Po wczorajszym zwycięstwie Saula Alvareza (56-1-2, 38 KO) nad Billym Joe Saundersem (30-1, 14 KO) w walce unifikacyjnej wagi super średniej na gali w teksańskim Arlington, do pojedynku z uważanym za najlepszego pięściarza na świecie Meksykaninem rwą się dwaj kolejni niepokonani mistrzowie: czempion IBF wagi super średniej Caleb Plant (21-0, 12 KO) i czempion WBC wagi średniej Jermall Charlo (31-0, 22 KO).

CANELO: SPODZIEWAŁEM SIĘ TRUDNIEJSZEJ WALKI Z SAUNDERSEM >>>

- Nie można złamać szczęki chłopaka, który wyrósł z biedy. To mój kod wojownika. Są rzeczy i sprawy, których się boję, ale przysięgam na swoją duszę, że nie boję się żadnego człowieka - tako rzekł Caleb Plant, odpowiadając na słowa Canelo po walce: Meksykanin, czempion WBA, WBC i WBO stwierdził, że celuje we wrześniową walkę z Plantem o wszystkie pasy.
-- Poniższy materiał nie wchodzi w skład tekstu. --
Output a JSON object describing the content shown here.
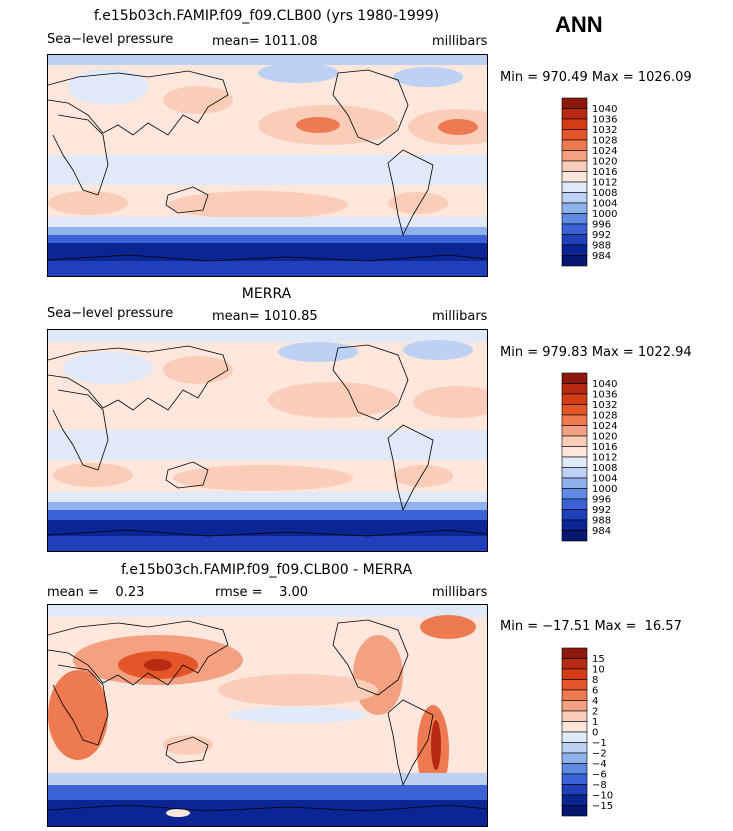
{
  "season": "ANN",
  "panels": [
    {
      "title": "f.e15b03ch.FAMIP.f09_f09.CLB00 (yrs 1980-1999)",
      "left": "Sea−level pressure",
      "center": "mean= 1011.08",
      "right": "millibars",
      "minmax": "Min = 970.49 Max = 1026.09",
      "levels": [
        "1040",
        "1036",
        "1032",
        "1028",
        "1024",
        "1020",
        "1016",
        "1012",
        "1008",
        "1004",
        "1000",
        "996",
        "992",
        "988",
        "984"
      ],
      "colors": [
        "#8c1a0c",
        "#b52a10",
        "#d43c16",
        "#e4552a",
        "#ee7a52",
        "#f4a182",
        "#f9cdb8",
        "#fde7dc",
        "#dfe9f8",
        "#bcd1f3",
        "#8fb1ec",
        "#5f8ae4",
        "#3b63d6",
        "#2040bb",
        "#0b2592",
        "#071670"
      ]
    },
    {
      "title": "MERRA",
      "left": "Sea−level pressure",
      "center": "mean= 1010.85",
      "right": "millibars",
      "minmax": "Min = 979.83 Max = 1022.94",
      "levels": [
        "1040",
        "1036",
        "1032",
        "1028",
        "1024",
        "1020",
        "1016",
        "1012",
        "1008",
        "1004",
        "1000",
        "996",
        "992",
        "988",
        "984"
      ],
      "colors": [
        "#8c1a0c",
        "#b52a10",
        "#d43c16",
        "#e4552a",
        "#ee7a52",
        "#f4a182",
        "#f9cdb8",
        "#fde7dc",
        "#dfe9f8",
        "#bcd1f3",
        "#8fb1ec",
        "#5f8ae4",
        "#3b63d6",
        "#2040bb",
        "#0b2592",
        "#071670"
      ]
    },
    {
      "title": "f.e15b03ch.FAMIP.f09_f09.CLB00 - MERRA",
      "left": "mean =    0.23",
      "center": "rmse =    3.00",
      "right": "millibars",
      "minmax": "Min = −17.51 Max =  16.57",
      "levels": [
        "15",
        "10",
        "8",
        "6",
        "4",
        "2",
        "1",
        "0",
        "−1",
        "−2",
        "−4",
        "−6",
        "−8",
        "−10",
        "−15"
      ],
      "colors": [
        "#8c1a0c",
        "#b52a10",
        "#d43c16",
        "#e4552a",
        "#ee7a52",
        "#f4a182",
        "#f9cdb8",
        "#fde7dc",
        "#dfe9f8",
        "#bcd1f3",
        "#8fb1ec",
        "#5f8ae4",
        "#3b63d6",
        "#2040bb",
        "#0b2592",
        "#071670"
      ]
    }
  ]
}
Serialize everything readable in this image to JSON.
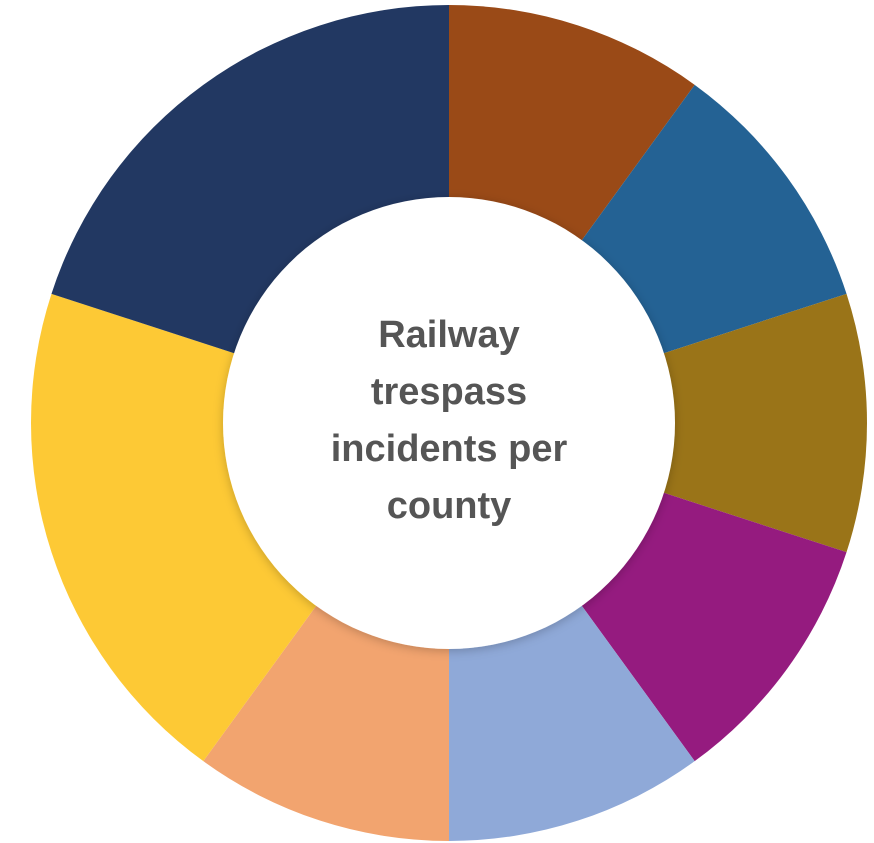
{
  "chart_data": {
    "type": "pie",
    "donut": true,
    "title_lines": [
      "Railway",
      "trespass",
      "incidents per",
      "county"
    ],
    "slices": [
      {
        "value": 10,
        "color": "#9A4A17"
      },
      {
        "value": 10,
        "color": "#246294"
      },
      {
        "value": 10,
        "color": "#9A7418"
      },
      {
        "value": 10,
        "color": "#951B7F"
      },
      {
        "value": 10,
        "color": "#8FA9D8"
      },
      {
        "value": 10,
        "color": "#F2A46F"
      },
      {
        "value": 20,
        "color": "#FDC935"
      },
      {
        "value": 20,
        "color": "#223862"
      }
    ],
    "start_angle_deg": 0,
    "direction": "clockwise",
    "legend": "none"
  }
}
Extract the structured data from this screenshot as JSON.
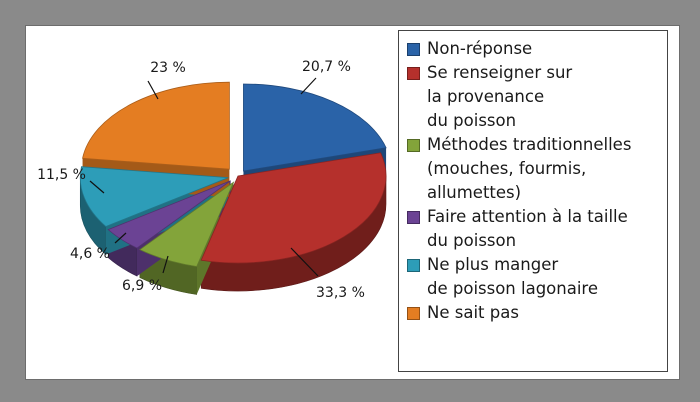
{
  "chart_data": {
    "type": "pie",
    "style": "3d-exploded",
    "slices": [
      {
        "label": "Non-réponse",
        "value": 20.7,
        "value_label": "20,7 %",
        "color": "#2a63a8"
      },
      {
        "label": "Se renseigner sur\nla provenance\ndu poisson",
        "value": 33.3,
        "value_label": "33,3 %",
        "color": "#b5302c"
      },
      {
        "label": "Méthodes traditionnelles\n(mouches, fourmis,\nallumettes)",
        "value": 6.9,
        "value_label": "6,9 %",
        "color": "#83a43a"
      },
      {
        "label": "Faire attention à la taille\ndu poisson",
        "value": 4.6,
        "value_label": "4,6 %",
        "color": "#6b4394"
      },
      {
        "label": "Ne plus manger\nde poisson lagonaire",
        "value": 11.5,
        "value_label": "11,5 %",
        "color": "#2d9db8"
      },
      {
        "label": "Ne sait pas",
        "value": 23,
        "value_label": "23 %",
        "color": "#e47d22"
      }
    ],
    "legend_position": "right",
    "title": ""
  }
}
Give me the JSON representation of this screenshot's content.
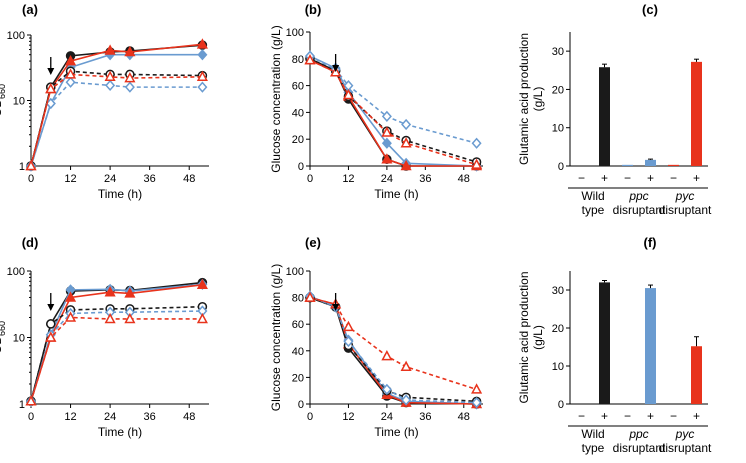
{
  "colors": {
    "black": "#1a1a1a",
    "blue": "#6a9bd0",
    "red": "#e8331c"
  },
  "chart_data": [
    {
      "id": "a",
      "panel_label": "(a)",
      "type": "line",
      "yscale": "log",
      "xlabel": "Time (h)",
      "ylabel_main": "OD",
      "ylabel_sub": "660",
      "xlim": [
        0,
        54
      ],
      "ylim": [
        1,
        100
      ],
      "xticks": [
        "0",
        "12",
        "24",
        "36",
        "48"
      ],
      "yticks": [
        "1",
        "10",
        "100"
      ],
      "arrow_x": 6,
      "series": [
        {
          "name": "wild type +",
          "color": "black",
          "marker": "circle",
          "fill": true,
          "dash": false,
          "x": [
            0,
            6,
            12,
            24,
            30,
            52
          ],
          "y": [
            1.0,
            16,
            48,
            55,
            57,
            70
          ]
        },
        {
          "name": "ppc disruptant +",
          "color": "blue",
          "marker": "diamond",
          "fill": true,
          "dash": false,
          "x": [
            0,
            6,
            12,
            24,
            30,
            52
          ],
          "y": [
            1.0,
            9,
            32,
            50,
            50,
            50
          ]
        },
        {
          "name": "pyc disruptant +",
          "color": "red",
          "marker": "triangle",
          "fill": true,
          "dash": false,
          "x": [
            0,
            6,
            12,
            24,
            30,
            52
          ],
          "y": [
            1.0,
            15,
            40,
            58,
            55,
            72
          ]
        },
        {
          "name": "wild type −",
          "color": "black",
          "marker": "circle",
          "fill": false,
          "dash": true,
          "x": [
            0,
            6,
            12,
            24,
            30,
            52
          ],
          "y": [
            1.0,
            16,
            28,
            25,
            25,
            24
          ]
        },
        {
          "name": "ppc disruptant −",
          "color": "blue",
          "marker": "diamond",
          "fill": false,
          "dash": true,
          "x": [
            0,
            6,
            12,
            24,
            30,
            52
          ],
          "y": [
            1.0,
            9,
            19,
            17,
            16,
            16
          ]
        },
        {
          "name": "pyc disruptant −",
          "color": "red",
          "marker": "triangle",
          "fill": false,
          "dash": true,
          "x": [
            0,
            6,
            12,
            24,
            30,
            52
          ],
          "y": [
            1.0,
            15,
            25,
            23,
            22,
            23
          ]
        }
      ]
    },
    {
      "id": "b",
      "panel_label": "(b)",
      "type": "line",
      "yscale": "linear",
      "xlabel": "Time (h)",
      "ylabel_main": "Glucose concentration (g/L)",
      "ylabel_sub": "",
      "xlim": [
        0,
        54
      ],
      "ylim": [
        0,
        100
      ],
      "xticks": [
        "0",
        "12",
        "24",
        "36",
        "48"
      ],
      "yticks": [
        "0",
        "20",
        "40",
        "60",
        "80",
        "100"
      ],
      "arrow_x": 8,
      "series": [
        {
          "name": "wild type +",
          "color": "black",
          "marker": "circle",
          "fill": true,
          "dash": false,
          "x": [
            0,
            8,
            12,
            24,
            30,
            52
          ],
          "y": [
            80,
            71,
            50,
            5,
            0,
            0
          ]
        },
        {
          "name": "ppc disruptant +",
          "color": "blue",
          "marker": "diamond",
          "fill": true,
          "dash": false,
          "x": [
            0,
            8,
            12,
            24,
            30,
            52
          ],
          "y": [
            82,
            73,
            55,
            17,
            2,
            0
          ]
        },
        {
          "name": "pyc disruptant +",
          "color": "red",
          "marker": "triangle",
          "fill": true,
          "dash": false,
          "x": [
            0,
            8,
            12,
            24,
            30,
            52
          ],
          "y": [
            79,
            70,
            52,
            5,
            0,
            0
          ]
        },
        {
          "name": "wild type −",
          "color": "black",
          "marker": "circle",
          "fill": false,
          "dash": true,
          "x": [
            0,
            8,
            12,
            24,
            30,
            52
          ],
          "y": [
            80,
            71,
            52,
            26,
            19,
            3
          ]
        },
        {
          "name": "ppc disruptant −",
          "color": "blue",
          "marker": "diamond",
          "fill": false,
          "dash": true,
          "x": [
            0,
            8,
            12,
            24,
            30,
            52
          ],
          "y": [
            82,
            72,
            60,
            37,
            31,
            17
          ]
        },
        {
          "name": "pyc disruptant −",
          "color": "red",
          "marker": "triangle",
          "fill": false,
          "dash": true,
          "x": [
            0,
            8,
            12,
            24,
            30,
            52
          ],
          "y": [
            79,
            70,
            53,
            25,
            17,
            1
          ]
        }
      ]
    },
    {
      "id": "c",
      "panel_label": "(c)",
      "type": "bar",
      "ylabel_line1": "Glutamic acid production",
      "ylabel_line2": "(g/L)",
      "ylim": [
        0,
        35
      ],
      "yticks": [
        "0",
        "10",
        "20",
        "30"
      ],
      "signs": [
        "−",
        "+",
        "−",
        "+",
        "−",
        "+"
      ],
      "values": [
        0,
        25.8,
        0.3,
        1.6,
        0.3,
        27.2
      ],
      "errors": [
        0,
        0.8,
        0,
        0.2,
        0,
        0.7
      ],
      "bar_colors": [
        "black",
        "black",
        "blue",
        "blue",
        "red",
        "red"
      ],
      "groups": [
        {
          "line1": "Wild",
          "line2": "type",
          "italic": false
        },
        {
          "line1": "ppc",
          "line2": "disruptant",
          "italic": true
        },
        {
          "line1": "pyc",
          "line2": "disruptant",
          "italic": true
        }
      ]
    },
    {
      "id": "d",
      "panel_label": "(d)",
      "type": "line",
      "yscale": "log",
      "xlabel": "Time (h)",
      "ylabel_main": "OD",
      "ylabel_sub": "660",
      "xlim": [
        0,
        54
      ],
      "ylim": [
        1,
        100
      ],
      "xticks": [
        "0",
        "12",
        "24",
        "36",
        "48"
      ],
      "yticks": [
        "1",
        "10",
        "100"
      ],
      "arrow_x": 6,
      "series": [
        {
          "name": "wild type +",
          "color": "black",
          "marker": "circle",
          "fill": true,
          "dash": false,
          "x": [
            0,
            6,
            12,
            24,
            30,
            52
          ],
          "y": [
            1.1,
            16,
            50,
            52,
            51,
            67
          ]
        },
        {
          "name": "ppc disruptant +",
          "color": "blue",
          "marker": "diamond",
          "fill": true,
          "dash": false,
          "x": [
            0,
            6,
            12,
            24,
            30,
            52
          ],
          "y": [
            1.1,
            11,
            52,
            53,
            50,
            63
          ]
        },
        {
          "name": "pyc disruptant +",
          "color": "red",
          "marker": "triangle",
          "fill": true,
          "dash": false,
          "x": [
            0,
            6,
            12,
            24,
            30,
            52
          ],
          "y": [
            1.1,
            10,
            40,
            48,
            46,
            62
          ]
        },
        {
          "name": "wild type −",
          "color": "black",
          "marker": "circle",
          "fill": false,
          "dash": true,
          "x": [
            0,
            6,
            12,
            24,
            30,
            52
          ],
          "y": [
            1.1,
            16,
            26,
            27,
            27,
            29
          ]
        },
        {
          "name": "ppc disruptant −",
          "color": "blue",
          "marker": "diamond",
          "fill": false,
          "dash": true,
          "x": [
            0,
            6,
            12,
            24,
            30,
            52
          ],
          "y": [
            1.1,
            11,
            23,
            24,
            24,
            25
          ]
        },
        {
          "name": "pyc disruptant −",
          "color": "red",
          "marker": "triangle",
          "fill": false,
          "dash": true,
          "x": [
            0,
            6,
            12,
            24,
            30,
            52
          ],
          "y": [
            1.1,
            10,
            20,
            19,
            19,
            19
          ]
        }
      ]
    },
    {
      "id": "e",
      "panel_label": "(e)",
      "type": "line",
      "yscale": "linear",
      "xlabel": "Time (h)",
      "ylabel_main": "Glucose concentration (g/L)",
      "ylabel_sub": "",
      "xlim": [
        0,
        54
      ],
      "ylim": [
        0,
        100
      ],
      "xticks": [
        "0",
        "12",
        "24",
        "36",
        "48"
      ],
      "yticks": [
        "0",
        "20",
        "40",
        "60",
        "80",
        "100"
      ],
      "arrow_x": 8,
      "series": [
        {
          "name": "wild type +",
          "color": "black",
          "marker": "circle",
          "fill": true,
          "dash": false,
          "x": [
            0,
            8,
            12,
            24,
            30,
            52
          ],
          "y": [
            80,
            73,
            42,
            6,
            1,
            0
          ]
        },
        {
          "name": "ppc disruptant +",
          "color": "blue",
          "marker": "diamond",
          "fill": true,
          "dash": false,
          "x": [
            0,
            8,
            12,
            24,
            30,
            52
          ],
          "y": [
            81,
            73,
            48,
            8,
            2,
            0
          ]
        },
        {
          "name": "pyc disruptant +",
          "color": "red",
          "marker": "triangle",
          "fill": true,
          "dash": false,
          "x": [
            0,
            8,
            12,
            24,
            30,
            52
          ],
          "y": [
            80,
            75,
            45,
            7,
            1,
            0
          ]
        },
        {
          "name": "wild type −",
          "color": "black",
          "marker": "circle",
          "fill": false,
          "dash": true,
          "x": [
            0,
            8,
            12,
            24,
            30,
            52
          ],
          "y": [
            80,
            73,
            44,
            10,
            5,
            2
          ]
        },
        {
          "name": "ppc disruptant −",
          "color": "blue",
          "marker": "diamond",
          "fill": false,
          "dash": true,
          "x": [
            0,
            8,
            12,
            24,
            30,
            52
          ],
          "y": [
            81,
            73,
            47,
            11,
            3,
            1
          ]
        },
        {
          "name": "pyc disruptant −",
          "color": "red",
          "marker": "triangle",
          "fill": false,
          "dash": true,
          "x": [
            0,
            8,
            12,
            24,
            30,
            52
          ],
          "y": [
            80,
            75,
            58,
            36,
            28,
            11
          ]
        }
      ]
    },
    {
      "id": "f",
      "panel_label": "(f)",
      "type": "bar",
      "ylabel_line1": "Glutamic acid production",
      "ylabel_line2": "(g/L)",
      "ylim": [
        0,
        35
      ],
      "yticks": [
        "0",
        "10",
        "20",
        "30"
      ],
      "signs": [
        "−",
        "+",
        "−",
        "+",
        "−",
        "+"
      ],
      "values": [
        0,
        32,
        0,
        30.5,
        0,
        15.2
      ],
      "errors": [
        0,
        0.5,
        0,
        0.8,
        0,
        2.5
      ],
      "bar_colors": [
        "black",
        "black",
        "blue",
        "blue",
        "red",
        "red"
      ],
      "groups": [
        {
          "line1": "Wild",
          "line2": "type",
          "italic": false
        },
        {
          "line1": "ppc",
          "line2": "disruptant",
          "italic": true
        },
        {
          "line1": "pyc",
          "line2": "disruptant",
          "italic": true
        }
      ]
    }
  ]
}
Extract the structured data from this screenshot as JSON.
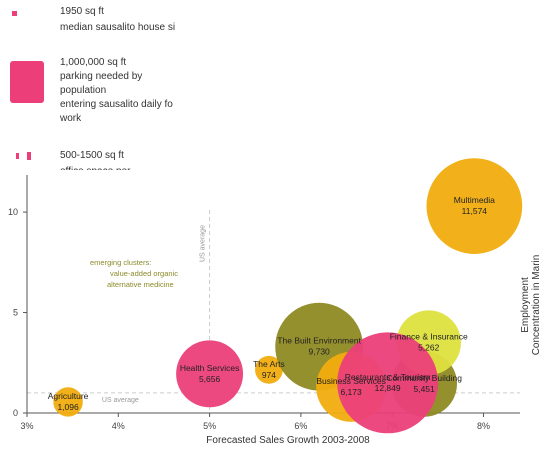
{
  "legend": [
    {
      "shape": "small-square",
      "lines": [
        "1950 sq ft",
        "median sausalito house si"
      ]
    },
    {
      "shape": "large-square",
      "lines": [
        "1,000,000 sq ft",
        "parking needed by",
        "population",
        "entering sausalito daily fo",
        "work"
      ]
    },
    {
      "shape": "two-small-squares",
      "lines": [
        "500-1500 sq ft",
        "office space per ..."
      ]
    }
  ],
  "colors": {
    "pink": "#ec3f7a",
    "gold": "#f1ad0e",
    "olive": "#8f8a23",
    "lime": "#dde23e",
    "dashed": "#cccccc"
  },
  "reference_lines": {
    "x_label": "US average",
    "x_value": 5.0,
    "y_label": "US average",
    "y_value": 1.0
  },
  "annotation": {
    "lines": [
      "emerging clusters:",
      "value-added organic",
      "alternative medicine"
    ]
  },
  "chart_data": {
    "type": "scatter",
    "xlabel": "Forecasted Sales Growth 2003-2008",
    "ylabel": "Employment Concentration in Marin",
    "xlim": [
      3,
      8.4
    ],
    "ylim": [
      0,
      11
    ],
    "x_ticks": [
      "3%",
      "4%",
      "5%",
      "6%",
      "7%",
      "8%"
    ],
    "x_tick_values": [
      3,
      4,
      5,
      6,
      7,
      8
    ],
    "y_ticks": [
      "0",
      "5",
      "10"
    ],
    "y_tick_values": [
      0,
      5,
      10
    ],
    "points": [
      {
        "name": "Agriculture",
        "value": "1,096",
        "x": 3.45,
        "y": 0.55,
        "size": 1096,
        "color": "gold"
      },
      {
        "name": "Health Services",
        "value": "5,656",
        "x": 5.0,
        "y": 1.95,
        "size": 5656,
        "color": "pink"
      },
      {
        "name": "The Arts",
        "value": "974",
        "x": 5.65,
        "y": 2.15,
        "size": 974,
        "color": "gold"
      },
      {
        "name": "The Built Environment",
        "value": "9,730",
        "x": 6.2,
        "y": 3.3,
        "size": 9730,
        "color": "olive"
      },
      {
        "name": "Business Services",
        "value": "6,173",
        "x": 6.55,
        "y": 1.3,
        "size": 6173,
        "color": "gold"
      },
      {
        "name": "Community Building",
        "value": "5,451",
        "x": 7.35,
        "y": 1.45,
        "size": 5451,
        "color": "olive"
      },
      {
        "name": "Finance & Insurance",
        "value": "5,262",
        "x": 7.4,
        "y": 3.5,
        "size": 5262,
        "color": "lime"
      },
      {
        "name": "Restaurants & Tourism",
        "value": "12,849",
        "x": 6.95,
        "y": 1.5,
        "size": 12849,
        "color": "pink"
      },
      {
        "name": "Multimedia",
        "value": "11,574",
        "x": 7.9,
        "y": 10.3,
        "size": 11574,
        "color": "gold"
      }
    ]
  }
}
- Pieprzyć pieniądze, pieprzyć sławę, pieprzyć stacje telewizyjne. Stracę mój tytuł i przejdę do wagi super średniej, żeby od razu doprowadzić do walki z Canelo! Boks potrzebuje tego pojedynku! - oto słowa Jermalla Charlo. Jedno jest niemal pewne: Alvarezowi wyzwań nie zabraknie i zobaczymy go jeszcze w wielu wielkich pojedynkach. Canelo wpisuje się na naszych oczach w poczet królów boksu.